Spiritual healing begins with empathy. Ritual healing, the liturgies, are expressions of a shared responsibility for pain, permission to express emotion, and a reverence of life. A circle of caring persons will lower blood pressure, relax pain, and even postpone death. This is the biology of love. It’s where the link between our experience of the natural and the supernatural become linked. Bill became inspired by healing and soon this became a part of his own ministry.
He believed, even though he had never before been religious, that through the faith of Christ we can physically channel and transform this love. It lives in people like Mandela, King, and Gandhi, and has potential in each one of us.

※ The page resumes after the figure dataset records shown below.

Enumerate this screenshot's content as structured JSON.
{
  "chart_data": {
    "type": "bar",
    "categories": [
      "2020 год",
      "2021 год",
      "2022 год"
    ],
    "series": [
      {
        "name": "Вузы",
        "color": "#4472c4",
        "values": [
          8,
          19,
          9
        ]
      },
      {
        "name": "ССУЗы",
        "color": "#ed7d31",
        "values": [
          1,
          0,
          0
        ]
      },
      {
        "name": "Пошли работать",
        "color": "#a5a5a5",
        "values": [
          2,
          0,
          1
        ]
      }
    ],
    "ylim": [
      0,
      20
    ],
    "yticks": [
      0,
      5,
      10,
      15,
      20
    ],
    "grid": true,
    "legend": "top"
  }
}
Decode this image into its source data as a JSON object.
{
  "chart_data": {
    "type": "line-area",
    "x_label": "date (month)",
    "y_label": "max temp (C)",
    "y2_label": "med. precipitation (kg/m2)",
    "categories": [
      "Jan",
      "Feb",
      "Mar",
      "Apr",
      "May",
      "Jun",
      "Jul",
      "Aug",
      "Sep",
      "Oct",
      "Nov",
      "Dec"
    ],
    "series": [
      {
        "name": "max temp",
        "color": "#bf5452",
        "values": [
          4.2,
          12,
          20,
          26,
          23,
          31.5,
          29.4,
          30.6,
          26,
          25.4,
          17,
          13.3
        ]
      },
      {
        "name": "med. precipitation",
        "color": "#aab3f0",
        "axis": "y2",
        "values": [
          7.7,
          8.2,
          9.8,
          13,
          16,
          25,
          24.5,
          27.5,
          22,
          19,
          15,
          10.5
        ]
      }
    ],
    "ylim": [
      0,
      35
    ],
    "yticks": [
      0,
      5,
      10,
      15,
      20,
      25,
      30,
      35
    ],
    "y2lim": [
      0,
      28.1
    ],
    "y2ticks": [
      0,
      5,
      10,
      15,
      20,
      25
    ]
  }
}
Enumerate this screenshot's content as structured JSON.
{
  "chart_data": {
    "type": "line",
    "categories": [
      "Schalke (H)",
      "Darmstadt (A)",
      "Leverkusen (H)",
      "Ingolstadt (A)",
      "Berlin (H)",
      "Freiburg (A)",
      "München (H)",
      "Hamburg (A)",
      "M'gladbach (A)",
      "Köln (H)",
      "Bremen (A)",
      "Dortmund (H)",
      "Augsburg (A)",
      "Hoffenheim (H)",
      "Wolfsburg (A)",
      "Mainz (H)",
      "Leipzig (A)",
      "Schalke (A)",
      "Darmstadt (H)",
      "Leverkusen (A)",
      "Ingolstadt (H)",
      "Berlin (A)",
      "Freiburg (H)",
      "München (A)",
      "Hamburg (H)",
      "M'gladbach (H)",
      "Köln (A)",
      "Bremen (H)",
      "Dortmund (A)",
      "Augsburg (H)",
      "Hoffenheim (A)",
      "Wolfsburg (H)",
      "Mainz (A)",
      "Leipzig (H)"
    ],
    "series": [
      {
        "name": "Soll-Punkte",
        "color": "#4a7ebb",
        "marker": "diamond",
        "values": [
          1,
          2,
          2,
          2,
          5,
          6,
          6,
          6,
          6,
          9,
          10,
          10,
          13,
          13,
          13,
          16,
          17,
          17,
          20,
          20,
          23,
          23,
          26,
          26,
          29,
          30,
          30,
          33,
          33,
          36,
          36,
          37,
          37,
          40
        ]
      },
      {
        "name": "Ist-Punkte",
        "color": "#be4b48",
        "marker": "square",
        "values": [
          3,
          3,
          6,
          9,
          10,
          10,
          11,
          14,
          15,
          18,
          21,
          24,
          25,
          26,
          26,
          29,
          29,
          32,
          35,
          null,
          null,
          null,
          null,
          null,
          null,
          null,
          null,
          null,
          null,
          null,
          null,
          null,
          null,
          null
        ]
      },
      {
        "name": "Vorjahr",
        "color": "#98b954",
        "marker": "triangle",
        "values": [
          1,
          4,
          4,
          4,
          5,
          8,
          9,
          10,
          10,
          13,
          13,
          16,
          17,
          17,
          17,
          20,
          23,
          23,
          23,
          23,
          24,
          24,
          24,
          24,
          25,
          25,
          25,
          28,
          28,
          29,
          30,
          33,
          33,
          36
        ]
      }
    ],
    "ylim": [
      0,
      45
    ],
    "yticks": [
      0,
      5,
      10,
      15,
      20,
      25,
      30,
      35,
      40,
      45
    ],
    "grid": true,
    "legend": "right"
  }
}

Bill had primary loving relationships that allowed him to endure and transform his pain. That is what we seek in our personal life, our public life, and ideally in our collective life as human beings. The faith we have, the love we receive, visibly changes us, in part because it gives us the confidence to be genuinely inspired by caring; it helps us foster stronger communities through trust, while giving us enough humility to recognize there are mysteries we don’t understand. It helps us build charity, courage, and humility.
I hope that as the pandemic subsides, we’ll be able to take the ways we’ve tried to stay connected virtually and see how both our physical and digital can enhance each other. This is, perhaps, our trek up the mountain, and perhaps once we’ve reached that moment of transformation we will also experience that inspiration that was bestowed upon Jesus, that we too are beloved, and in us He is well pleased.